Blu come il mare a 500 miglia




Era un freddo venerdì.
Uno di quei giorni in cui il clima ti fa sentire come se fossi davanti un frigorifero aperto, mentre il sudore si asciuga e il caldo diventa più  piacevole.
Quel giorno, quel venerdì alle 11:19, lei lo aspettava. Indosava un abito blu come il mare a 500 miglia dalla spiaggia, e i suoi capelli con il clima erano perfetti e disordinati allo stesso tempo.
Seduta in una panchina dil parco lei pensò: oggi non è il giorno giusto per questo vestito, nel frattempo la pelle delle gambe si rizava al passaggio del venticello fresco tra le sue cosce.
11:23. Lui non arrivava.
È inutile pensò. Alla fine la puntualitàè una virtù  poco comune non concessa a tutti, si, di quelle cose che si trovano in fondo al vesetto di uno yogurt come un premio, e che solo apprezziamo dopo una lunga attesa.
Lui non era mai stato puntuale, già si sapeva, ma almeno varcava sempre la soglia con un margine di ritardo accettabile. Questo venerdì superava il suo record.
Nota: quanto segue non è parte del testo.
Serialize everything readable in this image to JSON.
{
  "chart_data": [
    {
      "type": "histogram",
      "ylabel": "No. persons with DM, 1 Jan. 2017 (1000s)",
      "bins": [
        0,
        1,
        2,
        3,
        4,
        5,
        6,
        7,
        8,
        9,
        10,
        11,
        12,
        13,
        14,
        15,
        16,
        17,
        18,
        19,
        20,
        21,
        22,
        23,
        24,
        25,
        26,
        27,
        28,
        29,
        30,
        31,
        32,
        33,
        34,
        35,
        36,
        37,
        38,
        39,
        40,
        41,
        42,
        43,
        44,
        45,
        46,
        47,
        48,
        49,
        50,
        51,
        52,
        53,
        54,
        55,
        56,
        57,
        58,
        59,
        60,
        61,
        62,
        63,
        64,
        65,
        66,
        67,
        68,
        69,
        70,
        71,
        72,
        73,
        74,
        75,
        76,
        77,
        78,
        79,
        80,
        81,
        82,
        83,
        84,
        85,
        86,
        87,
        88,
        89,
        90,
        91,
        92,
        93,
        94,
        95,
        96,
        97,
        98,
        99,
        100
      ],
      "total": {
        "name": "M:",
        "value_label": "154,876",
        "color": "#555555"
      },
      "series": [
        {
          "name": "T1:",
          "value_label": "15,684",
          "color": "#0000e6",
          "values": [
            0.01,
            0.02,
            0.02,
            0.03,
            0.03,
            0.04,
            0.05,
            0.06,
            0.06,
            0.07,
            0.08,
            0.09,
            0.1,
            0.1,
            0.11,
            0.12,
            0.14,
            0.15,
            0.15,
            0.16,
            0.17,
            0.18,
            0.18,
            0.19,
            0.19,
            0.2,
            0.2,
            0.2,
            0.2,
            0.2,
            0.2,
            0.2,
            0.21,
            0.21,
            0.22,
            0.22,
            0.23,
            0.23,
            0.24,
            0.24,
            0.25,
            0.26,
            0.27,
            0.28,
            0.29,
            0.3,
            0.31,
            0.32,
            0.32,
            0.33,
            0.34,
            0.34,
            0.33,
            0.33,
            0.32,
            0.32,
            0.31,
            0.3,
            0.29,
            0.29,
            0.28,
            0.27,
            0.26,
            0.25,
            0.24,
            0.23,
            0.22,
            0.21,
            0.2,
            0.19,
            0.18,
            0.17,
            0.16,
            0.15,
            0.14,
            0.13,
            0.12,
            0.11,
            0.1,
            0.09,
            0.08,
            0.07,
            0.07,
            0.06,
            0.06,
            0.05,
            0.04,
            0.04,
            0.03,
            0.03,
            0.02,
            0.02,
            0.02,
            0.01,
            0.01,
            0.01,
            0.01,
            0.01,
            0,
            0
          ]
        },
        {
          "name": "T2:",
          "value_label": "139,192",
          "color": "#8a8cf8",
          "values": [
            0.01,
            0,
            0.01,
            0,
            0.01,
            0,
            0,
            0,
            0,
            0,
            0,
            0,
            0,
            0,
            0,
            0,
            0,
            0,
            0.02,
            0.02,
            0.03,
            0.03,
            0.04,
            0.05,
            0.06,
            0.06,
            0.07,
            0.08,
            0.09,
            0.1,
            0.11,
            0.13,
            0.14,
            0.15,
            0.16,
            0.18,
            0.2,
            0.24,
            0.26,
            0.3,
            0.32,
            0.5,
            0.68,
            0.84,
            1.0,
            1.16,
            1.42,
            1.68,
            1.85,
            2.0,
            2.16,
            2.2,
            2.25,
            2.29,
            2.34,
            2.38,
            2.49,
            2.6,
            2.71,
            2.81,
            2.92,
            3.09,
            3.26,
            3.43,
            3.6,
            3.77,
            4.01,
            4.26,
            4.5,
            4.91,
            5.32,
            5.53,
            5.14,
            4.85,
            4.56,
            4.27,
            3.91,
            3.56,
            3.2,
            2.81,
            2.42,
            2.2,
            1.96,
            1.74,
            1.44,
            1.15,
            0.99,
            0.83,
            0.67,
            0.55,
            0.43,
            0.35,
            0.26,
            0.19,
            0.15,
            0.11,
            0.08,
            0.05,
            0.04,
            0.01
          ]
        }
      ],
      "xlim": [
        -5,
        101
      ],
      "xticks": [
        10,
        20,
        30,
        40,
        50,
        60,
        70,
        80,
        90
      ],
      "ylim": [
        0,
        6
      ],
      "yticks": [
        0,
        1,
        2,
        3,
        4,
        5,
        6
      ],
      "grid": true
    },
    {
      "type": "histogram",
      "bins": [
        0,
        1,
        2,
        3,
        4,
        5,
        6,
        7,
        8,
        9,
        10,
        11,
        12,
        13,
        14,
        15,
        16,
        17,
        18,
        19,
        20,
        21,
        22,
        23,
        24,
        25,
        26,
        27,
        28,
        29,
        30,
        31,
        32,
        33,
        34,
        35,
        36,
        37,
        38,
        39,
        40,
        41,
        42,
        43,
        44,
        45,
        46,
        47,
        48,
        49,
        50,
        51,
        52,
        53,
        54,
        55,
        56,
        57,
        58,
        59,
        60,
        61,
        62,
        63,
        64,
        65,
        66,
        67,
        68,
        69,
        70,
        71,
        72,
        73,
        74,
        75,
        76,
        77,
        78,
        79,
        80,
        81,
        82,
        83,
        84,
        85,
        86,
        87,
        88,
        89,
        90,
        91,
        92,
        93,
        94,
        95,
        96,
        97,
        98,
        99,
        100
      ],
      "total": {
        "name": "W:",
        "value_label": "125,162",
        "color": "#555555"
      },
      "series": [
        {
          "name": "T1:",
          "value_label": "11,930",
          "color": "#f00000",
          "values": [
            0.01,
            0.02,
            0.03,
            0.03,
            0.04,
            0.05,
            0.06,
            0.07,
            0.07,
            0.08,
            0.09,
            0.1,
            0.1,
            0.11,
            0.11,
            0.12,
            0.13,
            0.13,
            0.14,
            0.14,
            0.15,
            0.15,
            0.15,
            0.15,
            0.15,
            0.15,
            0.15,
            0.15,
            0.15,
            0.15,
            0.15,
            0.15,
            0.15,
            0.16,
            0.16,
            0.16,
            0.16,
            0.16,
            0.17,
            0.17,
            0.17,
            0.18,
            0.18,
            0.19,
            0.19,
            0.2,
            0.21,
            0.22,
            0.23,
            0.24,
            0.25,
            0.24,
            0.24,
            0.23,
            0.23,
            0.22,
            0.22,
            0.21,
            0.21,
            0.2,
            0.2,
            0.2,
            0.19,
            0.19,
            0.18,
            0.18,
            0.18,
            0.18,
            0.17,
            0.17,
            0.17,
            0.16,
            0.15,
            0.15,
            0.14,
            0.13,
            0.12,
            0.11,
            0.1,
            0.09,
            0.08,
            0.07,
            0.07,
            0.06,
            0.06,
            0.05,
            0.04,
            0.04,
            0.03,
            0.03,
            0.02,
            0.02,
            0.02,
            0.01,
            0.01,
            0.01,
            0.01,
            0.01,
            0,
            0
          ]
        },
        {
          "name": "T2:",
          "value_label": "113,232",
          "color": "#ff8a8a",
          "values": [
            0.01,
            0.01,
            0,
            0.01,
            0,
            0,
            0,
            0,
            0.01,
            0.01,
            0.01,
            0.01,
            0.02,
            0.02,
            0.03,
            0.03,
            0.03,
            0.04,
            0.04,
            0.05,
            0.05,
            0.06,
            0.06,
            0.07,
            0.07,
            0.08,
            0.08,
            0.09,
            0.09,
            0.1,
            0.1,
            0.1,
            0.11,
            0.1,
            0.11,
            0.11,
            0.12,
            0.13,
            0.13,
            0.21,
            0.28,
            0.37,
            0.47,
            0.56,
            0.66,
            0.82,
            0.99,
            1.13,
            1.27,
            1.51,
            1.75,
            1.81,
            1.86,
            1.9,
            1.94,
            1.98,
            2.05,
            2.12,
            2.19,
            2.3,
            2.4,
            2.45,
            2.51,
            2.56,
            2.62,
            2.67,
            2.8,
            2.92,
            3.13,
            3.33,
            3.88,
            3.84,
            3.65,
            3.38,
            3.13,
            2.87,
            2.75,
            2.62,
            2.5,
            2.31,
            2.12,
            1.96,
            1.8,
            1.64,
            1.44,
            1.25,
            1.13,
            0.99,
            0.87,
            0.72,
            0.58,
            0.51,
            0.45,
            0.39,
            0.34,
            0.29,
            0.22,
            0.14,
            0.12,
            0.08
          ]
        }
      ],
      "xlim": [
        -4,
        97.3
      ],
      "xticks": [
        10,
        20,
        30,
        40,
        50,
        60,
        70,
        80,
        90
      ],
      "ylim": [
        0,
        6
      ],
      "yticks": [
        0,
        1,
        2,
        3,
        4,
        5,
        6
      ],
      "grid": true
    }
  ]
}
11:32. Non ha senso, pensò lei, mentre un capello infastidiva la pupilla del suo occhio sinistro. Il tempo continuava a scorrere e a fare piroette di fronte a lei, trascinando ogni secondo con pesantezza, e lui non appariva.
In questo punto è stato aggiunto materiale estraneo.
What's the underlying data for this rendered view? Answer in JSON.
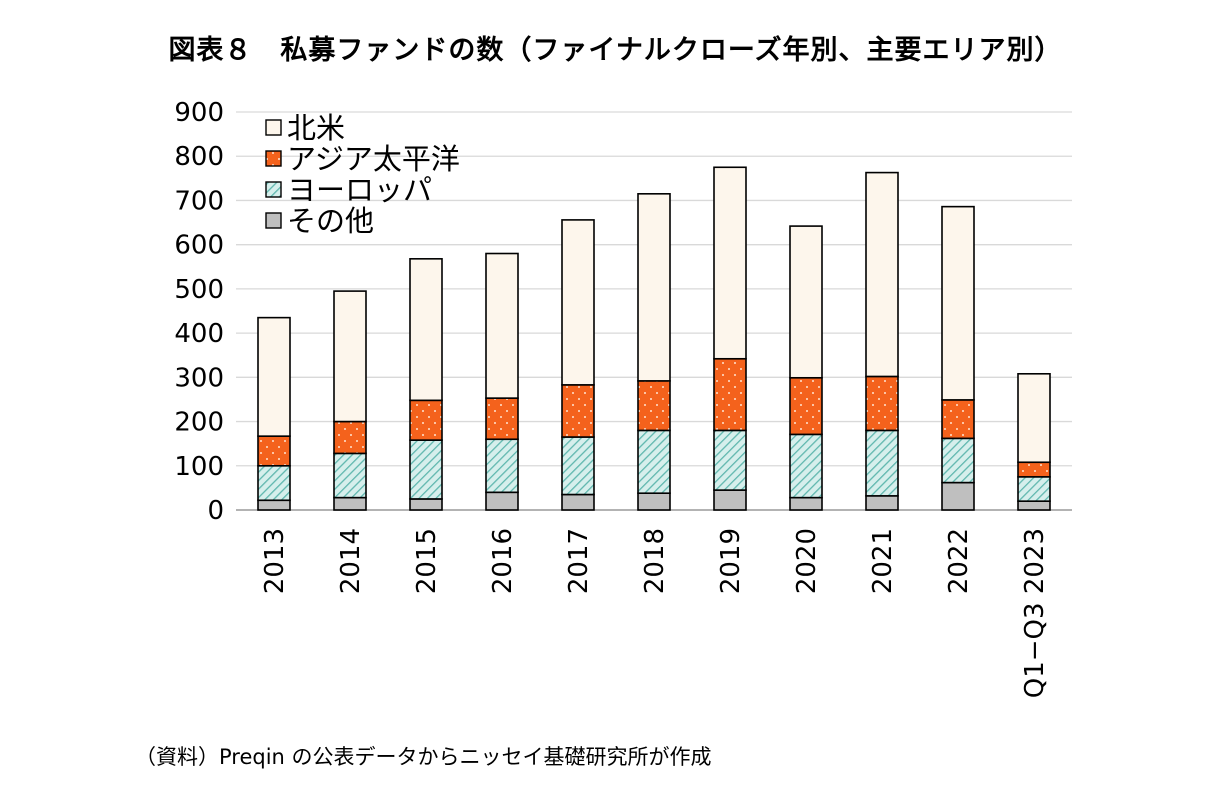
{
  "chart_data": {
    "type": "bar",
    "stacked": true,
    "title": "図表８　私募ファンドの数（ファイナルクローズ年別、主要エリア別）",
    "xlabel": "",
    "ylabel": "",
    "ylim": [
      0,
      900
    ],
    "yticks": [
      "0",
      "100",
      "200",
      "300",
      "400",
      "500",
      "600",
      "700",
      "800",
      "900"
    ],
    "grid": true,
    "legend_position": "top-left",
    "categories": [
      "2013",
      "2014",
      "2015",
      "2016",
      "2017",
      "2018",
      "2019",
      "2020",
      "2021",
      "2022",
      "Q1−Q3 2023"
    ],
    "series": [
      {
        "name": "その他",
        "color": "#bfbfbf",
        "pattern": "solid",
        "values": [
          22,
          28,
          25,
          40,
          35,
          38,
          45,
          28,
          32,
          62,
          20
        ]
      },
      {
        "name": "ヨーロッパ",
        "color": "#a8ddd8",
        "pattern": "hatch",
        "values": [
          78,
          100,
          133,
          120,
          130,
          142,
          135,
          143,
          148,
          100,
          55
        ]
      },
      {
        "name": "アジア太平洋",
        "color": "#f4621c",
        "pattern": "dots",
        "values": [
          67,
          72,
          90,
          93,
          118,
          112,
          162,
          128,
          122,
          87,
          33
        ]
      },
      {
        "name": "北米",
        "color": "#fdf6ec",
        "pattern": "solid",
        "values": [
          268,
          295,
          320,
          327,
          373,
          423,
          433,
          343,
          461,
          437,
          200
        ]
      }
    ],
    "legend_order": [
      "北米",
      "アジア太平洋",
      "ヨーロッパ",
      "その他"
    ]
  },
  "source_note": "（資料）Preqin の公表データからニッセイ基礎研究所が作成"
}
Alle 11:34 cade nella sua spalla destra una goccia. Acqua.
11:35. Un’altra goccia nella sua mano, questa volta più gelata della precedente, in unistante ebbe l’impressione che tutte le nuvole del cielo si avvicinavano formando un cerchio di acqua condensata sul punto di precipitarsi. Tale fu la forza di quello segno, che in quel momento la ragazza dell’abito blu aveva compresso l’inutilitá dell’attesa.
Sotto l’imminente acquazzone, l’abito blu come il mare a 500 miglia correva con un tono di tristezza, avvolto nella foschia di una delusione.
11:45. Lei andò via, e per lui non ci fu più storia.